Tribunal at Peoples’ Summit calls for a UN Declaration on the Rights of Nature
On my first day at the Peoples’ Summit on COP20 in Lima, I participated in the first day of the Tribunal on the Rights of Nature, organized by the Alliance of the Rights of Nature, which includes KAIROS partner Acción Ecológica. “This is an ethical Tribunal,” explained the organizers. “We are not going to wait for the rights of nature to be addressed by the United Nations and States. These issues need to be addressed now. We need a Universal Declaration on the Rights of Nature.”
There is a history of ethical tribunals on the rights of nature. This is the 6th, and the third outside Ecuador. The structure of the Tribunal involves the presentation of twelve cases, including testimony from expert witnesses and victims. The jury is made up of high profile Indigenous leaders, academics, artists, church leaders and environmentalists, including Tantu Cardinal from Canada, and Tom Goldtooth, Executive Director of the US-based Indigenous Environmental Network (IEN).

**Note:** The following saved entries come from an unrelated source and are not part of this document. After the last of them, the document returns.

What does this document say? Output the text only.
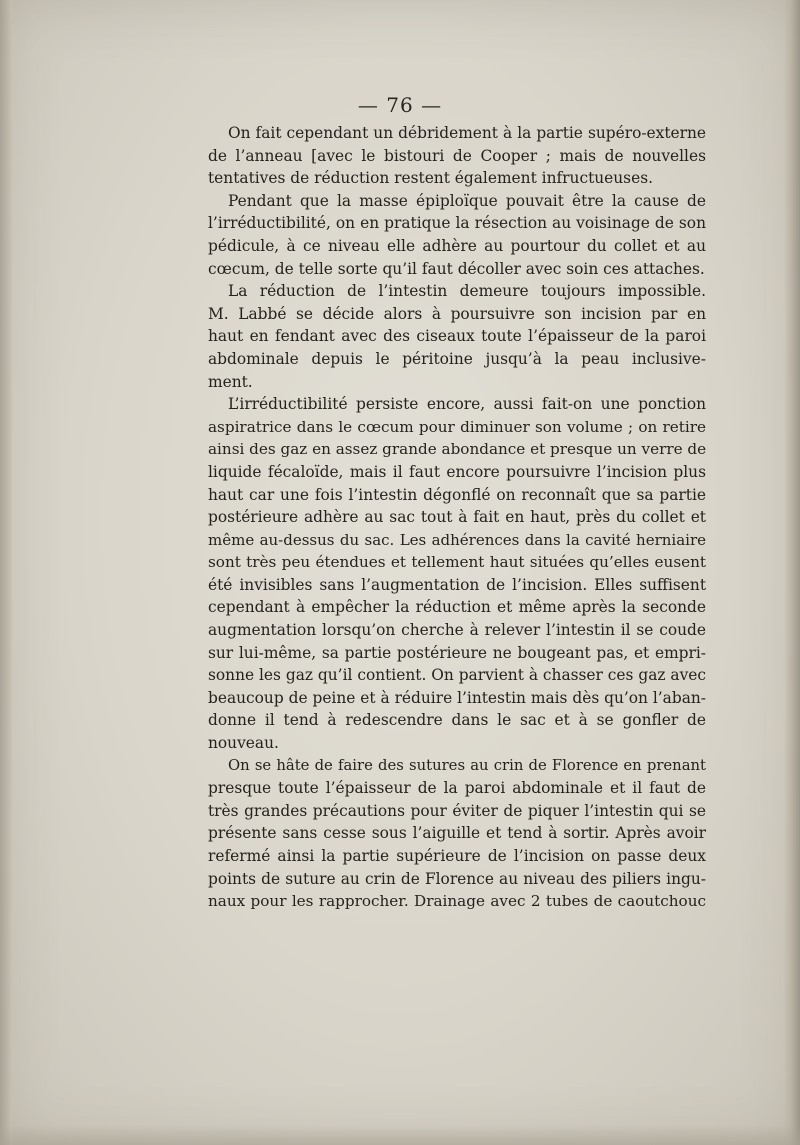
— 76 —
On fait cependant un débridement à la partie supéro-externe
de l’anneau [avec le bistouri de Cooper ; mais de nouvelles
tentatives de réduction restent également infructueuses.
Pendant que la masse épiploïque pouvait être la cause de
l’irréductibilité, on en pratique la résection au voisinage de son
pédicule, à ce niveau elle adhère au pourtour du collet et au
cœcum, de telle sorte qu’il faut décoller avec soin ces attaches.
La réduction de l’intestin demeure toujours impossible.
M. Labbé se décide alors à poursuivre son incision par en
haut en fendant avec des ciseaux toute l’épaisseur de la paroi
abdominale depuis le péritoine jusqu’à la peau inclusive-
ment.
L’irréductibilité persiste encore, aussi fait-on une ponction
aspiratrice dans le cœcum pour diminuer son volume ; on retire
ainsi des gaz en assez grande abondance et presque un verre de
liquide fécaloïde, mais il faut encore poursuivre l’incision plus
haut car une fois l’intestin dégonflé on reconnaît que sa partie
postérieure adhère au sac tout à fait en haut, près du collet et
même au-dessus du sac. Les adhérences dans la cavité herniaire
sont très peu étendues et tellement haut situées qu’elles eusent
été invisibles sans l’augmentation de l’incision. Elles suffisent
cependant à empêcher la réduction et même après la seconde
augmentation lorsqu’on cherche à relever l’intestin il se coude
sur lui-même, sa partie postérieure ne bougeant pas, et empri-
sonne les gaz qu’il contient. On parvient à chasser ces gaz avec
beaucoup de peine et à réduire l’intestin mais dès qu’on l’aban-
donne il tend à redescendre dans le sac et à se gonfler de
nouveau.
On se hâte de faire des sutures au crin de Florence en prenant
presque toute l’épaisseur de la paroi abdominale et il faut de
très grandes précautions pour éviter de piquer l’intestin qui se
présente sans cesse sous l’aiguille et tend à sortir. Après avoir
refermé ainsi la partie supérieure de l’incision on passe deux
points de suture au crin de Florence au niveau des piliers ingu-
naux pour les rapprocher. Drainage avec 2 tubes de caoutchouc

The Tribunal began with the recognition of the rights of nature. Indigenous leaders were called to give evidence. “A society that is based on extraction is far away from this understanding of nature. Much of the Western world has lost this ability, “ said Patricia Gualinga, a Sarayaku leader. “As Indigenous peoples we still have this understanding and relationship with nature. But all signs are obvious and she is speaking loud and clear.”
We then heard about legal advances on the right of nature. We learned about the experience of Bolivia, which has a law on the rights of nature, and Ecuador, where the constitution recognizes the rights of nature. The right to nature has existed for centuries in Indigenous knowledge, relationships with nature and world view. These are an effort to enshrine them in articles and law. At the same time, we were given examples of how both the Ecuadorean and Bolivian government are violating their own laws with extractive policies and development.
In his opening address to the jury and audience, Alberta Acosta, president of the jury and former Minister and associate of Acción Ecológica, drew attention to two gaping absences at the Tribunal: Shuar leader, Jose Isidro Tendetza, and the Yasunidos. I spoke about the alarming and tragic reasons for these absences in my first blog.
Jose Isidro was expected at the Tribunal as a witness in the case being presented on the Mirador Mine. As I wrote in my blog, Jose was killed and his body was identified on Dec 3, two days before the Tribunal. Jose was a Shuar leader and an outspoken and visible critic of mining operations in his community. Acosta asked the jury and audience to remember Jose with applause, not silence, to show that his voice will not be silenced.
Later, as an homage to Jose, other members of the community presented the Mirador mine case. They spoke about his courage, tenacity and fearlessness when confronting the mining company, but also about his kindness and tenderness with his grandchildren. Jose had originally worked for the mine, but quit and became an outspoken critics when he began to see the impact on his community. He refused to leave his land and two years ago his crops were burned, allegedly by supporters of the mine.
We learned about the many irregularities around his death. His body was buried by the Prosecutor and police before it was identified by his family. “Did Jose die defending the rights of nature?” asked jury member Tom Goldtooth.
Domingo Ankuash, who spoke in Jose’ s place, told the jury about the beauty and biodiversity in the Condor where the mine is located. It is one of the most biodiverse regions in Ecuador. “For us, the waterfalls are sacred,” he said. “We have an alliance with nature. We depend on it.” This alliance is threatened by the mine.
Gloria Chicaiza from Acción Ecológica spoke of the importance of presenting this case in the context of the COP20. Jose was a defender of the rights of nature and biodiversity. The United Nations is supposed to be a regulator and defender of these rights.
The other absence that Acosta talked about in his opening speech was the caravan of Yasunidos whom I also wrote about in my first blog. I am happy to say they arrived in mid afternoon on the first day. When they made a dramatic and celebratory entry into the chamber both the jury and audience jumped to their feet and applauded. The case of the Yasuni will be presented on the second day of the Tribunal.
These are just two of twelve cases that will be heard at the Tribunal. The jury will then deliver a verdict. Although the verdict will not have legal “teeth”, it is a moral verdict based on the testimonies of expert witnesses and victims of cases of violations of the rights of nature, which are excluded from current legal systems. The verdict will be used to advocate for the rights of nature at the United Nations and with States.
COP20 should be a forum where the rights of nature are recognized. These cases demonstrate that this is not an academic argument. There are real impacts and victims. Until the rights of nature are seen as integral to addressing climate change, the future of the planet continues to be at risk.